I've run into problems with departing web admins and SSL cert renewals, domain management absent the original admin/tech contacts, or just simple stuff like having to crack ZIP files because the project manager has gone on to greener pastures. So far I have yet to beat the paper backup in the company management's private safe, with the In Case Of Death, Open Me label on it. For multi-developer projects, there's usually a central figure - sort of an Alpha Dog - no matter how peer-ish the project is supposed to be.
Don't disappoint your bird dog. Go to the range.
Three people can keep a secret, if two of them are dead.
I'd have to say that you're over-thinking this. I doubt you need digital signatures at all.
First, should there be any questions at all, well--Use The Source, Luke! You've got it, so examine it and compile it yourself. That's one of the big selling points of open source, no?
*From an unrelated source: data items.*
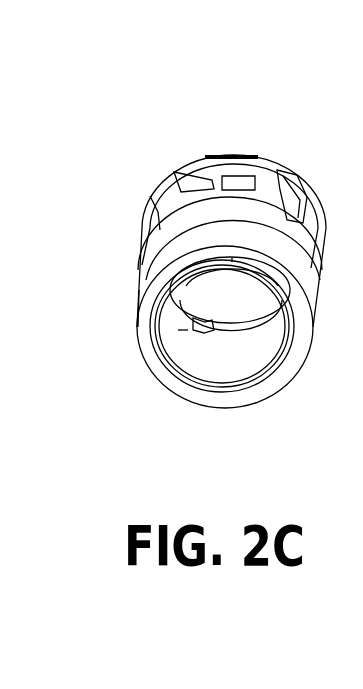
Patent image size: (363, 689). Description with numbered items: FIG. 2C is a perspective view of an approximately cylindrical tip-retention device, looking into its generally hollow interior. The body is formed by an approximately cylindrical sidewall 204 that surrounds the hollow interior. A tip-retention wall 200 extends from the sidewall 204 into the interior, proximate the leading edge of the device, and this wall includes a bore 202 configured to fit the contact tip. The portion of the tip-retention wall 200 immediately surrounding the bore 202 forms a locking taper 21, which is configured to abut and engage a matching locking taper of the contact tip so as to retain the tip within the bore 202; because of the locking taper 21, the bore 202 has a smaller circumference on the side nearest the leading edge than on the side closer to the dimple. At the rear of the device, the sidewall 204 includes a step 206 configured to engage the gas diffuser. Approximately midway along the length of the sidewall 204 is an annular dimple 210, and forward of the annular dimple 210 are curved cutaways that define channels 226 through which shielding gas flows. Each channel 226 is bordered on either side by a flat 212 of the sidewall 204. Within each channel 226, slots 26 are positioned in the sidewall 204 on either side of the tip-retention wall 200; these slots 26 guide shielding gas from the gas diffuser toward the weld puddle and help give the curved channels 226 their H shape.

The tip-retention wall 200 is at (250, 290).
The bore 202 is at (229, 274).
The sidewall 204 is at (150, 262).
The step 206 is at (167, 373).
The annular dimple 210 is at (177, 175).
The flat 212 is at (266, 187).
The locking taper 21 is at (200, 273).
The slot 26 is at (210, 160).
The channel 226 is at (232, 141).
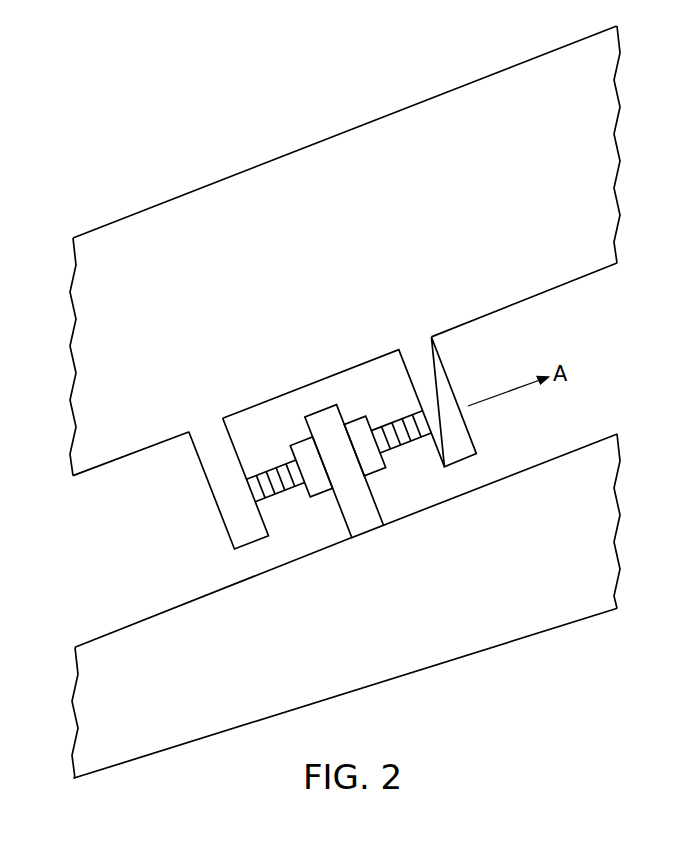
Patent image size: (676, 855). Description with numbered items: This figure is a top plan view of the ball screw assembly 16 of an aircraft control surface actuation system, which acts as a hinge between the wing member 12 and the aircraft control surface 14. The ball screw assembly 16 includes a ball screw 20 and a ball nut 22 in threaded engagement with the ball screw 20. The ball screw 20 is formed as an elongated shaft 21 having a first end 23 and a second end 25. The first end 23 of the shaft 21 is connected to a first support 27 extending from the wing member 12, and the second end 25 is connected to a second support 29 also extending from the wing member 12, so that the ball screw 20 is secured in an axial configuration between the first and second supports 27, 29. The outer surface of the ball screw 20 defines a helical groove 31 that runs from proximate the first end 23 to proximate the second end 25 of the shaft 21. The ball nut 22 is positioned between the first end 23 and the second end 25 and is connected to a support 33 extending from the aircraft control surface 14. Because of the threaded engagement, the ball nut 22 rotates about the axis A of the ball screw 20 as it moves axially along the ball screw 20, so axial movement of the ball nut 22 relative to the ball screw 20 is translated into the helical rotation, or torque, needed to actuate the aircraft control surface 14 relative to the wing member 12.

The wing member 12 is at (213, 179).
The aircraft control surface 14 is at (481, 656).
The ball screw assembly 16 is at (296, 399).
The ball screw 20 is at (280, 497).
The elongated shaft 21 is at (403, 448).
The ball nut 22 is at (372, 467).
The first end 23 is at (260, 475).
The second end 25 is at (410, 412).
The first support 27 is at (213, 504).
The second support 29 is at (451, 373).
The helical groove 31 is at (277, 473).
The support 33 is at (323, 415).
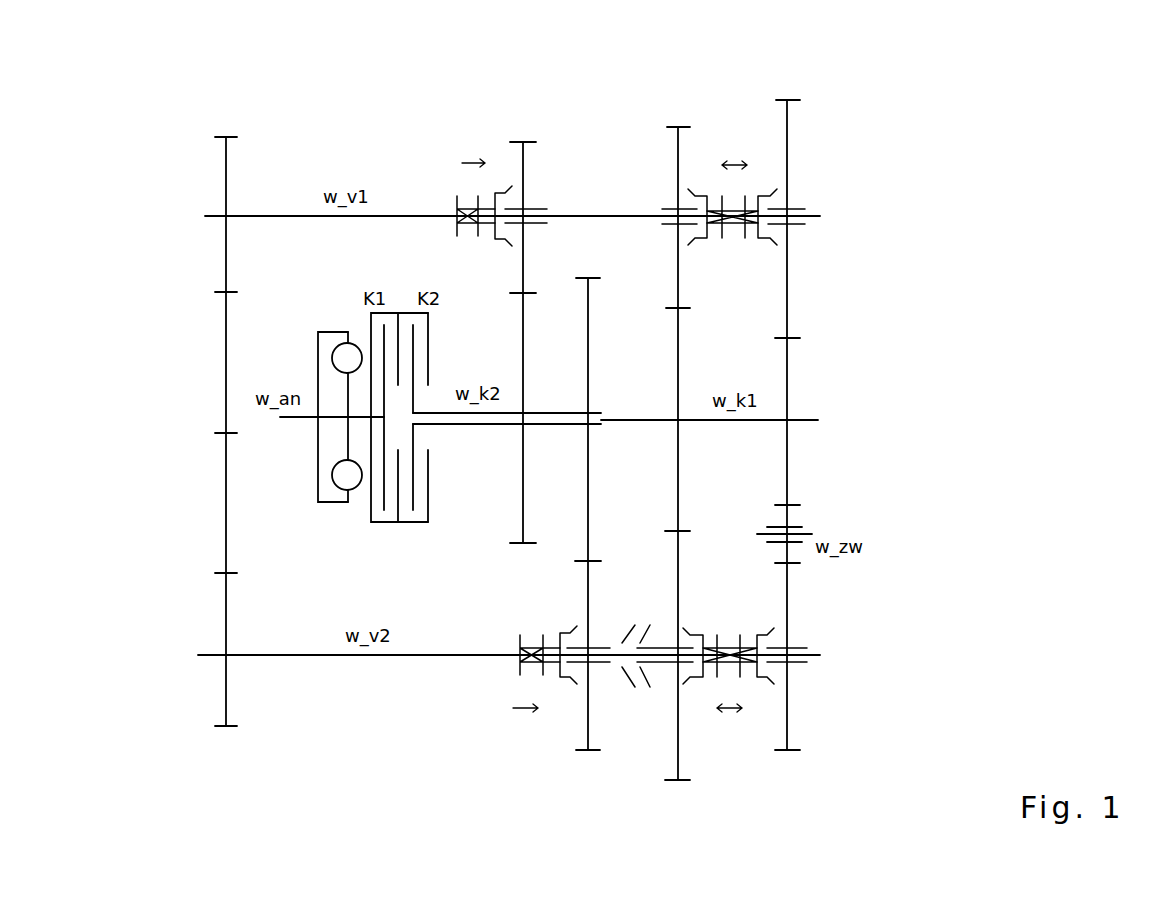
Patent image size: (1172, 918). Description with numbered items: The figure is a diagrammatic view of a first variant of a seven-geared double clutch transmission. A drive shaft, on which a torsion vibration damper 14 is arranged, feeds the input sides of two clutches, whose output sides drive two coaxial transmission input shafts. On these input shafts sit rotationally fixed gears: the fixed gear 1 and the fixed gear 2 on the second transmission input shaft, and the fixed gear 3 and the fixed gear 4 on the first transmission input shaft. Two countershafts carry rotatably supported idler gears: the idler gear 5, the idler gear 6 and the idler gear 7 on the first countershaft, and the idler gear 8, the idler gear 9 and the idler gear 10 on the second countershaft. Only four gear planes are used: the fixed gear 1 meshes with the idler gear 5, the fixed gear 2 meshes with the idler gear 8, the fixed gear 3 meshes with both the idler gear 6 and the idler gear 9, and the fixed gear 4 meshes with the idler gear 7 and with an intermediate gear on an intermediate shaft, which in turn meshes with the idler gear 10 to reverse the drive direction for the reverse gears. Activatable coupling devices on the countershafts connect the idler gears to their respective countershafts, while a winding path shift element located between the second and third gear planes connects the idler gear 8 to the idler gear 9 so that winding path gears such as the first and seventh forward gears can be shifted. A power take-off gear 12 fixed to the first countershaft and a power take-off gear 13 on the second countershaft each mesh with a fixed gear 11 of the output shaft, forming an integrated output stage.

For binary releases, just do it the OpenBSD way. Official releases are created and hosted on trusted servers, along with the hashes. A bunch of mirror sites copy the releases and the hashes. (And, there're these nifty CDs that come pre-packaged with the release and the hashes.)
Anybody who has any questions can verify the hashes on their own copies in any number of ways. You could get the hash off the trusted site, several of the mirrors, etc. You could email somebody you trust, asking them to confirm them. You could even use a telephone or meet in person.
Belive me, if there's any hanky-panky going on, it'll show up real quick. All sorts of people will raise a ruckus.
So, the end result is that you get secure code that everybody trusts and you don't have to muck around with digital signatures, secret sharing, and all that.
Don't get me worng--all those things have their places. Distributing free software just ain't one of them.
Cheers,
b&
All but God can prove this sentence true.
My research is currently looking into approaches to related areas (as a user, not necessarily as a cryptographer), you may wish to look into "secret sharing", where given a secret (e.g. a private key), a set of participants, and what the literature calls an access structure which is a collection of subsets of participants that you wish to be able to easily recover the secret (called a qualified subset), establishes a two stage protocol:
- Share - a trusted entity called the dealer takes the secret and encodes it into a set of shares, securely awarding each participant a unique share.
- Reconstruct - some subset of the participants presents their shares, if the shares are valid and the subset is a qualified subset, the secret is recovered and securely distributed to that subset of participants, otherwise the secret should not be revealed.
Now, there are (t,n) theshold schemes where any subset of t or more participants where t is between 2 and n are qualified to recover the key otherwise they are not.There are proactive variants that periodically recut the shares to prevent accumulated leaking of shares over time from forming a qualified subset.
Also there are verified secret sharing schemes which support a verify operation, where a share can be checked for correctness without trying to reconstruct the secret (so that bad dealers can be caught and that at reconstruct time invalid shares can be found prior to reconstruction).
Finally there are "cheating immune" schemes. A cheater is a participant who gives a bogus share at reconstruct time. If they know something about the reconstruction step and can assume the other participants are giving valid shares, some schemes may allow the cheaters to learn something about the secret. In cheating immune schemes, this is prevented.
Finally there are schemes that use verifiable threshold schemes and verifiable secret sharing for digital signatures.
If you are interested in some references, Doug Stinson's bibliography on Secret Sharing (he has some recent work too). Tal Rabin has done some good work, as has Markus Stadler. Recent work by Stanislaw Jarecki has caught my eye.